Shiva Kumar (Mohit Ahluwalia) is an honest man who enters what can be a wrong profession for honest men - he becomes a police officer, an SI. He sees his own superiors hobnobbing with men of Bappu (Upendra Limaye), a gangster who's become a politician, and has to turn a blind eye. He befriends a DNA reporter Sandhya (Nisha Kothari), and one day when some goons of Bappu get fresh with her, he takes them on.
Things are not the same again. Bappu launches war, but Shiva is too good by sheer physical power for all of them. And as the media makes him a hero, Bappu and Shiva's superiors have to cool off. A sting by Sandhya exposes Bappu, and he has to go underground to escape arrest.
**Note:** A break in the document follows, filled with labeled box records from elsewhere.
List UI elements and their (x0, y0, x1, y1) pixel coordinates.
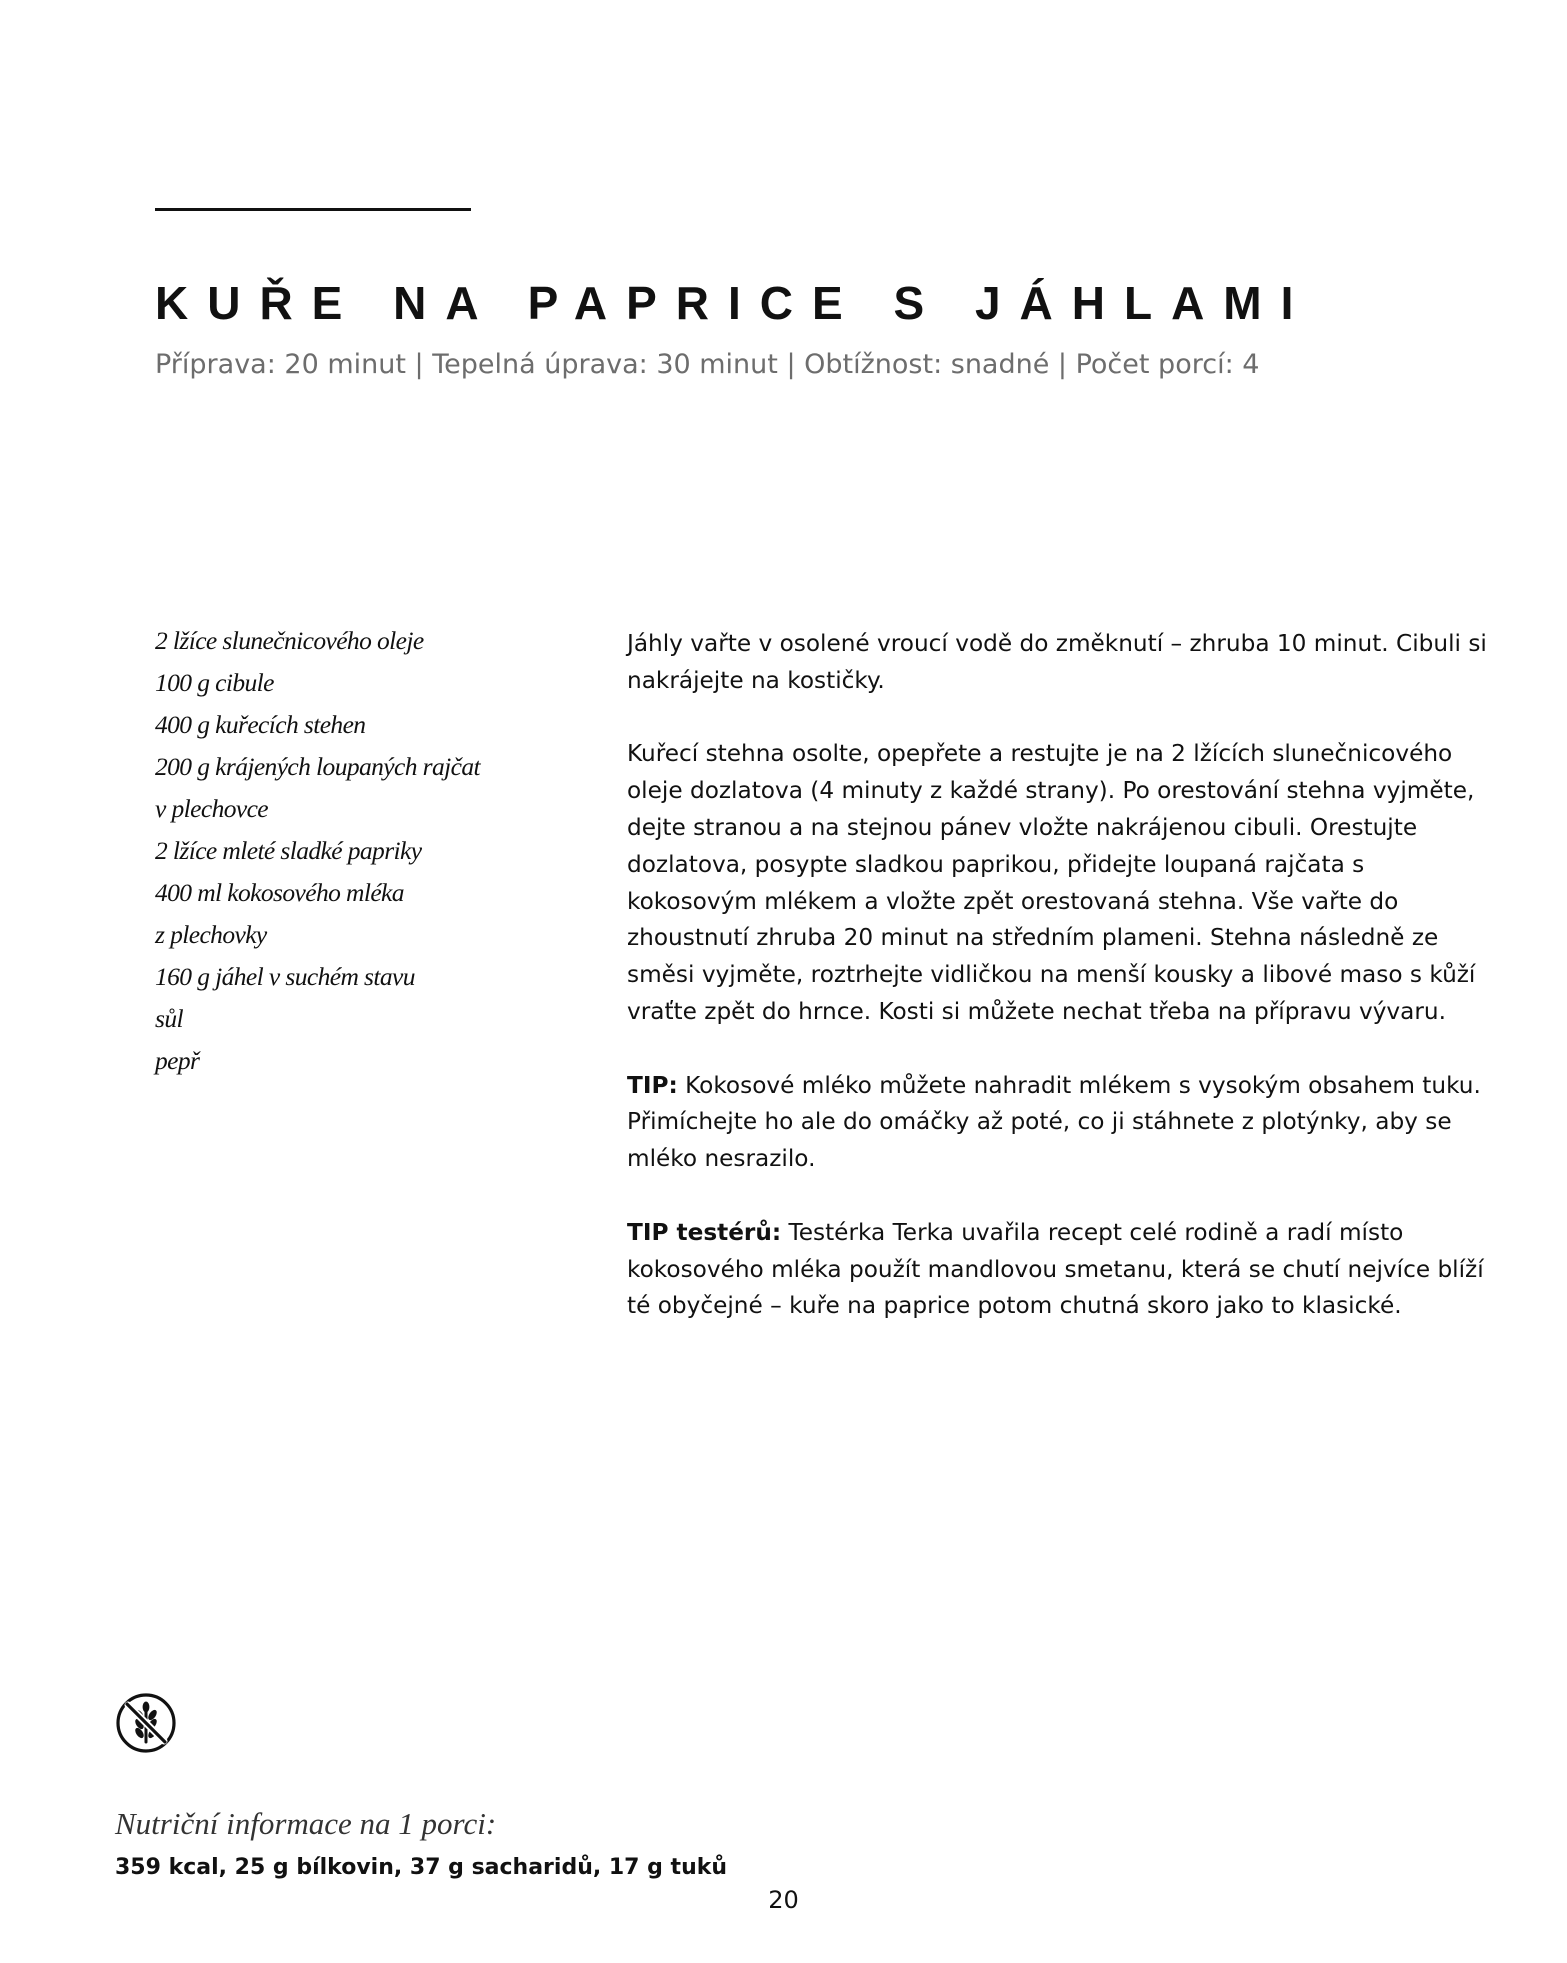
ingredient-item: 400 g kuřecích stehen (155, 710, 366, 739)
tester-tip-text: Testérka Terka uvařila recept celé rodině a radí místo kokosového mléka použít mandlovou smetanu, která se chutí nejvíce blíží té obyčejné – kuře na paprice potom chutná skoro jako to klasické. (627, 1218, 1484, 1320)
ingredient-item: pepř (155, 1046, 200, 1075)
nutrition-title: Nutriční informace na 1 porci: (115, 1806, 497, 1841)
instructions (627, 626, 1487, 1362)
ingredient-item: 2 lžíce slunečnicového oleje (155, 626, 424, 655)
tip-text: Kokosové mléko můžete nahradit mlékem s vysokým obsahem tuku. Přimíchejte ho ale do omáčky až poté, co ji stáhnete z plotýnky, aby se mléko nesrazilo. (627, 1071, 1481, 1173)
instruction-step-2: Kuřecí stehna osolte, opepřete a restujte je na 2 lžících slunečnicového oleje dozlatova (4 minuty z každé strany). Po orestování stehna vyjměte, dejte stranou a na stejnou pánev vložte nakrájenou cibuli. Orestujte dozlatova, posypte sladkou paprikou, přidejte loupaná rajčata s kokosovým mlékem a vložte zpět orestovaná stehna. Vše vařte do zhoustnutí zhruba 20 minut na středním plameni. Stehna následně ze směsi vyjměte, roztrhejte vidličkou na menší kousky a libové maso s kůží vraťte zpět do hrnce. Kosti si můžete nechat třeba na přípravu vývaru. (627, 740, 1476, 1025)
tester-tip-paragraph (627, 1215, 1487, 1325)
ingredient-item: 100 g cibule (155, 668, 274, 697)
nutrition-values: 359 kcal, 25 g bílkovin, 37 g sacharidů, 17 g tuků (115, 1855, 728, 1880)
instruction-step-1: Jáhly vařte v osolené vroucí vodě do změknutí – zhruba 10 minut. Cibuli si nakrájejte na kostičky. (627, 630, 1487, 694)
ingredient-item: sůl (155, 1004, 183, 1033)
gluten-free-icon (115, 1692, 177, 1754)
tester-tip-label: TIP testérů: (627, 1218, 782, 1246)
ingredient-item: 400 ml kokosového mléka (155, 878, 404, 907)
ingredient-item: 200 g krájených loupaných rajčat (155, 752, 480, 781)
ingredient-item: 2 lžíce mleté sladké papriky (155, 836, 422, 865)
tip-paragraph (627, 1068, 1487, 1178)
ingredient-list (155, 620, 575, 1082)
tip-label: TIP: (627, 1071, 678, 1099)
page-number: 20 (768, 1886, 799, 1914)
ingredient-item: 160 g jáhel v suchém stavu (155, 962, 415, 991)
title-divider (155, 208, 471, 211)
recipe-meta: Příprava: 20 minut | Tepelná úprava: 30 minut | Obtížnost: snadné | Počet porcí: 4 (155, 349, 1260, 380)
ingredient-item: v plechovce (155, 794, 269, 823)
ingredient-item: z plechovky (155, 920, 267, 949)
recipe-title: KUŘE NA PAPRICE S JÁHLAMI (155, 277, 1313, 329)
He threatens to expose the home minister Sadanand (Dilip Prabhawalkar), who then tries himself to get Shiva eliminated. But, like we said, Shiva is simply too powerful physically.
One of the thoughts that you come up with is that there was no reason to remake the film. It's public knowledge that Varma wanted to prove a point to the director of James about how James should have been made. He's made the same mistakes that that guy did - James too relied too much on the physical prowess of one guy instead of on a script, and so does Shiva 2006. Like we said, the original Shiva showed the rise of an ordinary college student into a force. This one is about the various physical fights of a well-built man.
There are also some bits that seem to have gotten chopped off - what was Bappu's mother doing in the film, and what was it that Sandhya did that forced Bappu to go underground?
The movie does have some Varma-trademark innovative bits - like the shadow scenes when Shiva rescues Sandhya from goons - but the facts that it is not a Telugu film, and that it is over-hyped, work against it. Mohit Ahlawat needs to do little apart from maintaining a single look, and it's Nisha who actually has some scope for performance. All other performances are decent.
This one is still worth a watch if you are a Varma fan. Like we said, it's another serving of the standard dish.